Hinter dem Rücken der Herzogin, in der entgegengesetzten Wand, taten sich gleichzeitig die beiden weißgoldnen Flügel einer Türe weit auf und die mächtige Gestalt in Grün und Gold eines Lakaien mit weißer Perücke wurde sichtbar:

»Seine Königliche Hoheit!«

Die strengen Züge der alten Dame erhellten sich, in ihren kleinen Augen blickte es freudig, indem ihre Hand eine einladende Bewegung machte.

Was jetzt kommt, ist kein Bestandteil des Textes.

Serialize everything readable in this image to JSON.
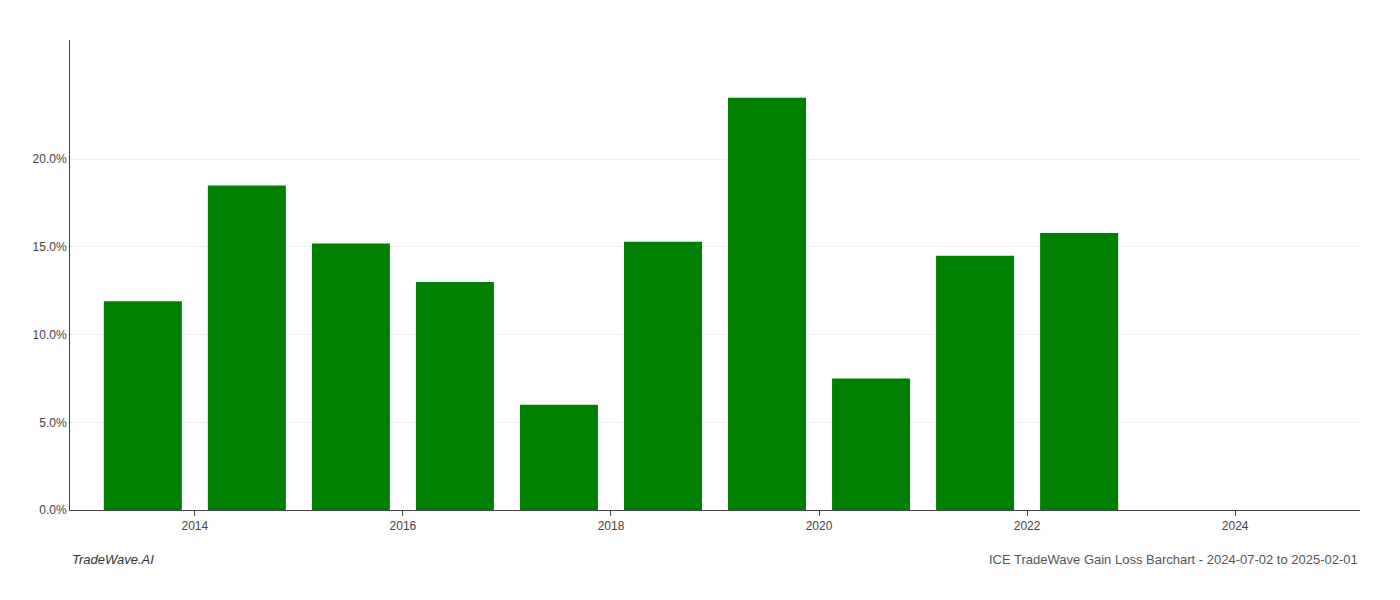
{
  "chart_data": {
    "type": "bar",
    "x": [
      2013.5,
      2014.5,
      2015.5,
      2016.5,
      2017.5,
      2018.5,
      2019.5,
      2020.5,
      2021.5,
      2022.5
    ],
    "values": [
      0.119,
      0.185,
      0.152,
      0.13,
      0.06,
      0.153,
      0.235,
      0.075,
      0.145,
      0.158
    ],
    "color": "#008000",
    "xlim": [
      2012.8,
      2025.2
    ],
    "xticks": [
      2014,
      2016,
      2018,
      2020,
      2022,
      2024
    ],
    "ylim": [
      0,
      0.268
    ],
    "yticks": [
      {
        "value": 0.0,
        "label": "0.0%"
      },
      {
        "value": 0.05,
        "label": "5.0%"
      },
      {
        "value": 0.1,
        "label": "10.0%"
      },
      {
        "value": 0.15,
        "label": "15.0%"
      },
      {
        "value": 0.2,
        "label": "20.0%"
      }
    ],
    "grid": true,
    "annotations": [
      "TradeWave.AI",
      "ICE TradeWave Gain Loss Barchart - 2024-07-02 to 2025-02-01"
    ]
  }
}
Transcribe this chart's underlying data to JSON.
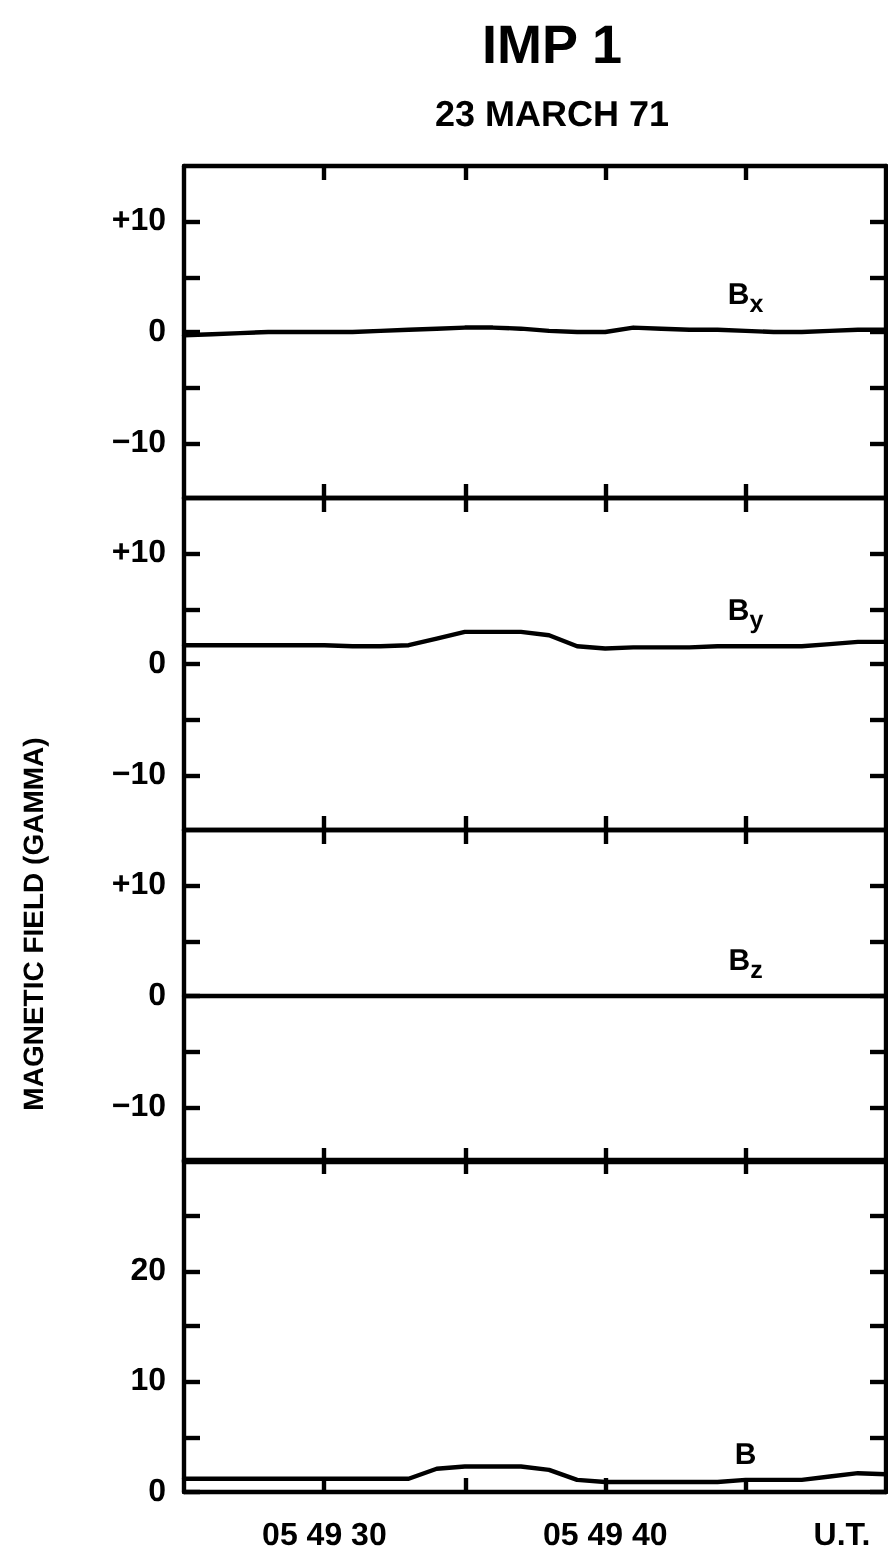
{
  "chart_data": [
    {
      "type": "line",
      "title": "IMP 1",
      "subtitle": "23 MARCH 71",
      "categories": [
        null,
        null,
        null,
        null,
        null,
        null,
        null,
        null,
        null,
        null,
        null,
        null,
        null,
        null,
        null,
        null,
        null,
        null,
        null,
        null,
        null,
        null,
        null,
        null,
        null,
        null
      ],
      "series": [
        {
          "name": "B$_{x}$",
          "color": "#000000",
          "values": [
            -0.3,
            -0.2,
            -0.1,
            0,
            0,
            0,
            0,
            0.1,
            0.2,
            0.3,
            0.4,
            0.4,
            0.3,
            0.1,
            0,
            0,
            0.4,
            0.3,
            0.2,
            0.2,
            0.1,
            0,
            0,
            0.1,
            0.2,
            0.2
          ]
        }
      ],
      "ylim": [
        -15,
        15
      ],
      "yticks": [
        {
          "value": -10,
          "label": "−10"
        },
        {
          "value": -5,
          "label": null
        },
        0,
        {
          "value": 5,
          "label": null
        },
        {
          "value": 10,
          "label": "+10"
        }
      ]
    },
    {
      "type": "line",
      "categories": [
        null,
        null,
        null,
        null,
        null,
        null,
        null,
        null,
        null,
        null,
        null,
        null,
        null,
        null,
        null,
        null,
        null,
        null,
        null,
        null,
        null,
        null,
        null,
        null,
        null,
        null
      ],
      "series": [
        {
          "name": "B$_{y}$",
          "color": "#000000",
          "values": [
            1.7,
            1.7,
            1.7,
            1.7,
            1.7,
            1.7,
            1.6,
            1.6,
            1.7,
            2.3,
            2.9,
            2.9,
            2.9,
            2.6,
            1.6,
            1.4,
            1.5,
            1.5,
            1.5,
            1.6,
            1.6,
            1.6,
            1.6,
            1.8,
            2.0,
            2.0
          ]
        }
      ],
      "ylim": [
        -15,
        15
      ],
      "yticks": [
        {
          "value": -10,
          "label": "−10"
        },
        {
          "value": -5,
          "label": null
        },
        0,
        {
          "value": 5,
          "label": null
        },
        {
          "value": 10,
          "label": "+10"
        }
      ]
    },
    {
      "type": "line",
      "ylabel": "MAGNETIC FIELD (GAMMA)",
      "categories": [
        null,
        null,
        null,
        null,
        null,
        null,
        null,
        null,
        null,
        null,
        null,
        null,
        null,
        null,
        null,
        null,
        null,
        null,
        null,
        null,
        null,
        null,
        null,
        null,
        null,
        null
      ],
      "series": [
        {
          "name": "B$_{z}$",
          "color": "#000000",
          "values": [
            0,
            0,
            0,
            0,
            0,
            0,
            0,
            0,
            0,
            0,
            0,
            0,
            0,
            0,
            0,
            0,
            0,
            0,
            0,
            0,
            0,
            0,
            0,
            0,
            0,
            0
          ]
        }
      ],
      "ylim": [
        -15,
        15
      ],
      "yticks": [
        {
          "value": -10,
          "label": "−10"
        },
        {
          "value": -5,
          "label": null
        },
        0,
        {
          "value": 5,
          "label": null
        },
        {
          "value": 10,
          "label": "+10"
        }
      ]
    },
    {
      "type": "line",
      "xlabel": "U.T.",
      "categories": [
        null,
        null,
        null,
        null,
        null,
        "05 49 30",
        null,
        null,
        null,
        null,
        null,
        null,
        null,
        null,
        null,
        "05 49 40",
        null,
        null,
        null,
        null,
        null,
        null,
        null,
        null,
        null,
        null
      ],
      "series": [
        {
          "name": "B",
          "color": "#000000",
          "values": [
            1.2,
            1.2,
            1.2,
            1.2,
            1.2,
            1.2,
            1.2,
            1.2,
            1.2,
            2.1,
            2.3,
            2.3,
            2.3,
            2.0,
            1.1,
            0.9,
            0.9,
            0.9,
            0.9,
            0.9,
            1.1,
            1.1,
            1.1,
            1.4,
            1.7,
            1.6
          ]
        }
      ],
      "ylim": [
        0,
        30
      ],
      "yticks": [
        0,
        {
          "value": 5,
          "label": null
        },
        10,
        {
          "value": 15,
          "label": null
        },
        20,
        {
          "value": 25,
          "label": null
        }
      ]
    }
  ]
}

» Lupus in fabula,« murmelte sie.

Der Lakai wich unter tiefem Verbücken rückwärts zur Seite, und mit zögernden wie unsicheren Schritten trat ein untersetzter dicker Mann ein im Hofkleid mit dem cordon bleu, nämlich dem himmelblauen breiten Band des Heiliggeistordens über der hechtgrauen reichgestickten seidenen Schoßweste. Seine linke Hand deckte wie schützend das eine Auge.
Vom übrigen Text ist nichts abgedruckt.